So it went. Every single candidate that any of them brought up, she cut off at the metaphorical knees. Including the ones that she had not given Myste to research; that was why Myste was shut up in the library. She would leaf through her thick sheaf of papers to give Myste the chance to trace pedigrees, then pretend to read what Myste Sent to her.

At last they ran out of names—or at least, of names that they could all agree on. Now the daggers were out, and the looks being traded across the tabletop were wary. Any new candidates would be men and boys that had already been rejected, because one or another of the Councilors objected to them for reasons of his or her own. She could sit back and let them play against each other, which was the better position to be in.

At least, that was true among the highborn Councilors; the Guildmasters were a different story entirely. None of them—and no candidate outside of the nobility—would be related to her, which eliminated that argument.

However, she thought she could count on the highborn Councilors to fight tooth and nail against any common-born man being put up as a potential Prince Consort. There was an advantage to snobbery.

Mind, if she did happen to fall in love with a commoner, she wasn’t going to let snobbery stop her—

That would open up a whole new set of problems which she wasn’t going to think about right now. The current set was more than enough to deal with.

It’s too bad Alberich isn’t here now, she thought, letting her anger begin to die. This is the part he’d really enjoy—watching them cut the legs out from under each other.

Ah well. She hoped the installation of his window had gone well. She was looking forward to seeing it. It would be the only part of her day she was able to look forward to.

Why would anyone want to be a Queen?

***

“Oo wouldn’t want t’be a Queen?” demanded the rather drunken tart sitting at the table next to Alberich’s. “Larking about, doin’ whatever ye please, gettin’ waited on ’and an’ foot—”

Not from Haven, thought Alberich to himself. Though you have the accent, it isn’t quite good enough, my girl. And you aren’t nearly as drunk as you seem. What’s your game, and who put you up to it, I wonder.

Now perhaps, at any other time, perhaps in another year or so, she might have gotten away with such an ill- considered remark. But not now. Not when barely six months had passed, and Selenay had been making herself very popular with little gestures like the “Queen’s Bread.” People down here had a lot of trouble keeping their children fed, and one guaranteed free meal a day, at the trifling cost of lessons in rudimentary literacy and numeracy, was a small price to pay. A youngling down here couldn’t earn the price of that breakfast himself in the course of a morning. It was good economics to send your younglings to a temple until noon, then put ’em to work.

“’ere now!” a man just near enough to have overheard the speech stood up, glaring at her. “Our Selenay ain’t like that, ye owd drab, an’ if you was a man, I’d’a thrashed ye fer that!”

The woman shrank back, and well she should have. He was big and broad, and looked as if he knew very well how to handle that cudgel at his belt. “No offense meant, I’m very sure,” she said, hastily. “I didn’ mean Queen Selenay! I just meant, a Queen, in a gen’ral sort of way.”

The man glared at her. He was as drunk as the whore pretended to be, and he was at the very least going to say his peace. “Our Selenay ain’t no layabout!” he insisted. “Why, I seen ’er, I even talked to ’er, couple’a nights afore the last battle. Come right to our fires, she did, ’avin’ a word with our officers, seein’ we ’ad good treatment!”
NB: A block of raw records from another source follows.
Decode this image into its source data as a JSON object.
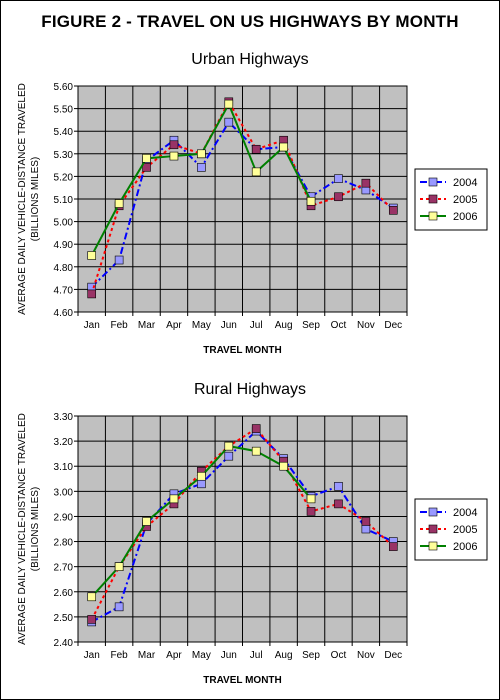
{
  "figure": {
    "title": "FIGURE 2 - TRAVEL ON US HIGHWAYS BY MONTH"
  },
  "legend": {
    "names": [
      "2004",
      "2005",
      "2006"
    ]
  },
  "colors": {
    "2004": "#0000ff",
    "2005": "#ff0000",
    "2006": "#008000",
    "marker_2004": "#9999ff",
    "marker_2005": "#993366",
    "marker_2006": "#ffff99",
    "plot_bg": "#c0c0c0"
  },
  "chart_data": [
    {
      "type": "line",
      "title": "Urban Highways",
      "xlabel": "TRAVEL MONTH",
      "ylabel": "AVERAGE DAILY VEHICLE-DISTANCE TRAVELED",
      "ylabel2": "(BILLIONS MILES)",
      "categories": [
        "Jan",
        "Feb",
        "Mar",
        "Apr",
        "May",
        "Jun",
        "Jul",
        "Aug",
        "Sep",
        "Oct",
        "Nov",
        "Dec"
      ],
      "ylim": [
        4.6,
        5.6
      ],
      "ytick_labels": [
        "4.60",
        "4.70",
        "4.80",
        "4.90",
        "5.00",
        "5.10",
        "5.20",
        "5.30",
        "5.40",
        "5.50",
        "5.60"
      ],
      "grid": true,
      "legend_position": "right",
      "series": [
        {
          "name": "2004",
          "values": [
            4.71,
            4.83,
            5.27,
            5.36,
            5.24,
            5.44,
            5.32,
            5.33,
            5.11,
            5.19,
            5.14,
            5.06
          ]
        },
        {
          "name": "2005",
          "values": [
            4.68,
            5.07,
            5.24,
            5.34,
            5.3,
            5.53,
            5.32,
            5.36,
            5.07,
            5.11,
            5.17,
            5.05
          ]
        },
        {
          "name": "2006",
          "values": [
            4.85,
            5.08,
            5.28,
            5.29,
            5.3,
            5.52,
            5.22,
            5.33,
            5.09,
            null,
            null,
            null
          ]
        }
      ]
    },
    {
      "type": "line",
      "title": "Rural Highways",
      "xlabel": "TRAVEL MONTH",
      "ylabel": "AVERAGE DAILY VEHICLE-DISTANCE TRAVELED",
      "ylabel2": "(BILLIONS MILES)",
      "categories": [
        "Jan",
        "Feb",
        "Mar",
        "Apr",
        "May",
        "Jun",
        "Jul",
        "Aug",
        "Sep",
        "Oct",
        "Nov",
        "Dec"
      ],
      "ylim": [
        2.4,
        3.3
      ],
      "ytick_labels": [
        "2.40",
        "2.50",
        "2.60",
        "2.70",
        "2.80",
        "2.90",
        "3.00",
        "3.10",
        "3.20",
        "3.30"
      ],
      "grid": true,
      "legend_position": "right",
      "series": [
        {
          "name": "2004",
          "values": [
            2.48,
            2.54,
            2.87,
            2.99,
            3.03,
            3.14,
            3.24,
            3.13,
            2.98,
            3.02,
            2.85,
            2.8
          ]
        },
        {
          "name": "2005",
          "values": [
            2.49,
            2.7,
            2.86,
            2.95,
            3.08,
            3.18,
            3.25,
            3.12,
            2.92,
            2.95,
            2.88,
            2.78
          ]
        },
        {
          "name": "2006",
          "values": [
            2.58,
            2.7,
            2.88,
            2.97,
            3.06,
            3.18,
            3.16,
            3.1,
            2.97,
            null,
            null,
            null
          ]
        }
      ]
    }
  ]
}
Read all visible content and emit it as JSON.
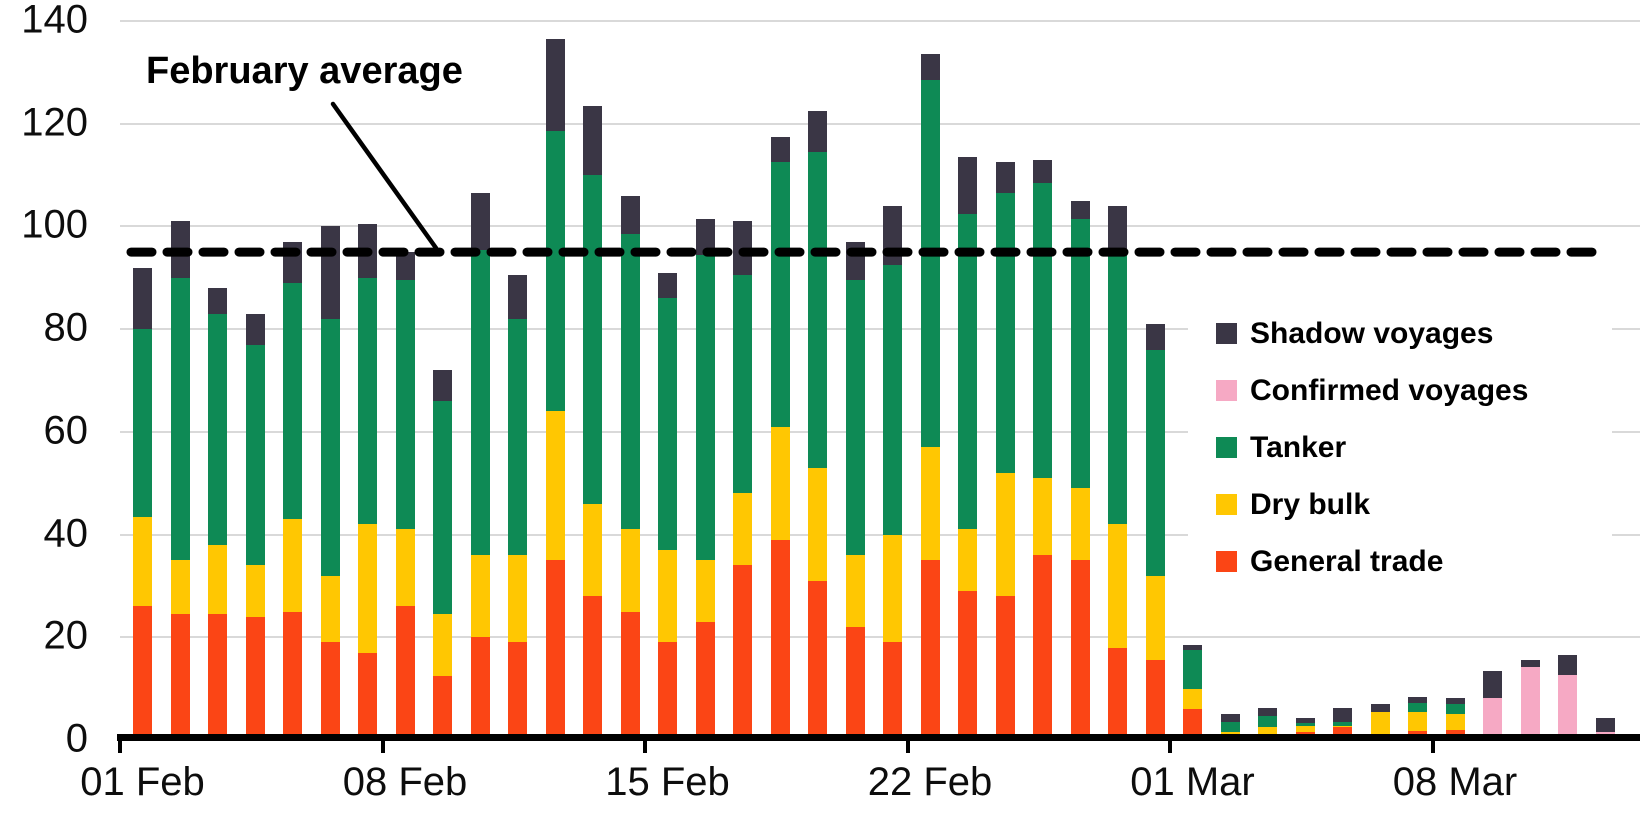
{
  "annotation": {
    "label": "February average"
  },
  "colors": {
    "shadow": "#3a3645",
    "confirmed": "#f6a9c4",
    "tanker": "#0e8a55",
    "dry": "#ffc702",
    "general": "#fb4515",
    "grid": "#d9d9d9",
    "axis": "#000000",
    "average_line": "#000000"
  },
  "legend": {
    "items": [
      {
        "label": "Shadow voyages",
        "color_key": "shadow"
      },
      {
        "label": "Confirmed voyages",
        "color_key": "confirmed"
      },
      {
        "label": "Tanker",
        "color_key": "tanker"
      },
      {
        "label": "Dry bulk",
        "color_key": "dry"
      },
      {
        "label": "General trade",
        "color_key": "general"
      }
    ]
  },
  "axis": {
    "y_tick_labels": [
      "0",
      "20",
      "40",
      "60",
      "80",
      "100",
      "120",
      "140"
    ],
    "y_tick_values": [
      0,
      20,
      40,
      60,
      80,
      100,
      120,
      140
    ],
    "x_tick_labels": [
      "01 Feb",
      "08 Feb",
      "15 Feb",
      "22 Feb",
      "01 Mar",
      "08 Mar"
    ],
    "x_tick_indices": [
      0,
      7,
      14,
      21,
      28,
      35
    ]
  },
  "chart_data": {
    "type": "bar",
    "stacked": true,
    "title": "",
    "xlabel": "",
    "ylabel": "",
    "ylim": [
      0,
      140
    ],
    "grid": true,
    "legend_position": "right-inside",
    "categories": [
      "01 Feb",
      "02 Feb",
      "03 Feb",
      "04 Feb",
      "05 Feb",
      "06 Feb",
      "07 Feb",
      "08 Feb",
      "09 Feb",
      "10 Feb",
      "11 Feb",
      "12 Feb",
      "13 Feb",
      "14 Feb",
      "15 Feb",
      "16 Feb",
      "17 Feb",
      "18 Feb",
      "19 Feb",
      "20 Feb",
      "21 Feb",
      "22 Feb",
      "23 Feb",
      "24 Feb",
      "25 Feb",
      "26 Feb",
      "27 Feb",
      "28 Feb",
      "01 Mar",
      "02 Mar",
      "03 Mar",
      "04 Mar",
      "05 Mar",
      "06 Mar",
      "07 Mar",
      "08 Mar",
      "09 Mar",
      "10 Mar",
      "11 Mar",
      "12 Mar"
    ],
    "series": [
      {
        "name": "General trade",
        "color_key": "general",
        "values": [
          26,
          24.5,
          24.5,
          24,
          25,
          19,
          17,
          26,
          12.5,
          20,
          19,
          35,
          28,
          25,
          19,
          23,
          34,
          39,
          31,
          22,
          19,
          35,
          29,
          28,
          36,
          35,
          18,
          15.5,
          6,
          0.5,
          1,
          1.6,
          2.5,
          0.3,
          1.8,
          2,
          0,
          0,
          0,
          0
        ]
      },
      {
        "name": "Dry bulk",
        "color_key": "dry",
        "values": [
          17.5,
          10.5,
          13.5,
          10,
          18,
          13,
          25,
          15,
          12,
          16,
          17,
          29,
          18,
          16,
          18,
          12,
          14,
          22,
          22,
          14,
          21,
          22,
          12,
          24,
          15,
          14,
          24,
          16.5,
          4,
          1,
          1.5,
          1.2,
          0.3,
          5.2,
          3.7,
          3,
          0,
          0,
          0,
          0
        ]
      },
      {
        "name": "Tanker",
        "color_key": "tanker",
        "values": [
          36.5,
          55,
          45,
          43,
          46,
          50,
          48,
          48.5,
          41.5,
          59.5,
          46,
          54.5,
          64,
          57.5,
          49,
          59.5,
          42.5,
          51.5,
          61.5,
          53.5,
          52.5,
          71.5,
          61.5,
          54.5,
          57.5,
          52.5,
          53,
          44,
          7.5,
          2,
          2.2,
          0.6,
          0.8,
          0,
          1.8,
          2,
          0,
          0,
          0,
          0
        ]
      },
      {
        "name": "Confirmed voyages",
        "color_key": "confirmed",
        "values": [
          0,
          0,
          0,
          0,
          0,
          0,
          0,
          0,
          0,
          0,
          0,
          0,
          0,
          0,
          0,
          0,
          0,
          0,
          0,
          0,
          0,
          0,
          0,
          0,
          0,
          0,
          0,
          0,
          0,
          0,
          0,
          0,
          0,
          0,
          0,
          0,
          8.2,
          14.3,
          12.6,
          1.6
        ]
      },
      {
        "name": "Shadow voyages",
        "color_key": "shadow",
        "values": [
          12,
          11,
          5,
          6,
          8,
          18,
          10.5,
          5.5,
          6,
          11,
          8.5,
          18,
          13.5,
          7.5,
          5,
          7,
          10.5,
          5,
          8,
          7.5,
          11.5,
          5,
          11,
          6,
          4.5,
          3.5,
          9,
          5,
          1,
          1.6,
          1.5,
          0.9,
          2.7,
          1.5,
          1.1,
          1.2,
          5.3,
          1.2,
          4,
          2.6
        ]
      }
    ],
    "average_line": {
      "value": 95,
      "label": "February average",
      "style": "dashed"
    }
  }
}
“Oh, yeah, an’ she talked t’ you, did she, ye old liar!” jeered someone else—

Ill-advisedly.

The drunk rounded on the skeptic with a roar, and grabbed the man’s shirt in one hamlike fist. Only the intervention of the “peacekeeper” that the proprietor of the Broken Arms had seen fit to hire prevented mayhem from breaking out. But there was the start of a fight, and under cover of it, the woman slipped out.

Alberich followed.

She wasn’t at all difficult to follow, the silly wench. She paid absolutely no attention to what was behind her. The man she accosted just outside the alleyway next to the tavern was a little more careful, but not enough to spot Alberich. He was a darker shadow in the alley—people always thought that wearing black would make them blend in with shadows, but it didn’t; it made them into man-shaped black blotches in an almost black place. Alberich was wearing several shades of very, very dark brown and gray. Each leg was a slightly different color. So was each arm. And his tunic was blotched. There was nothing about him that was man-shaped, when he stood in shadow.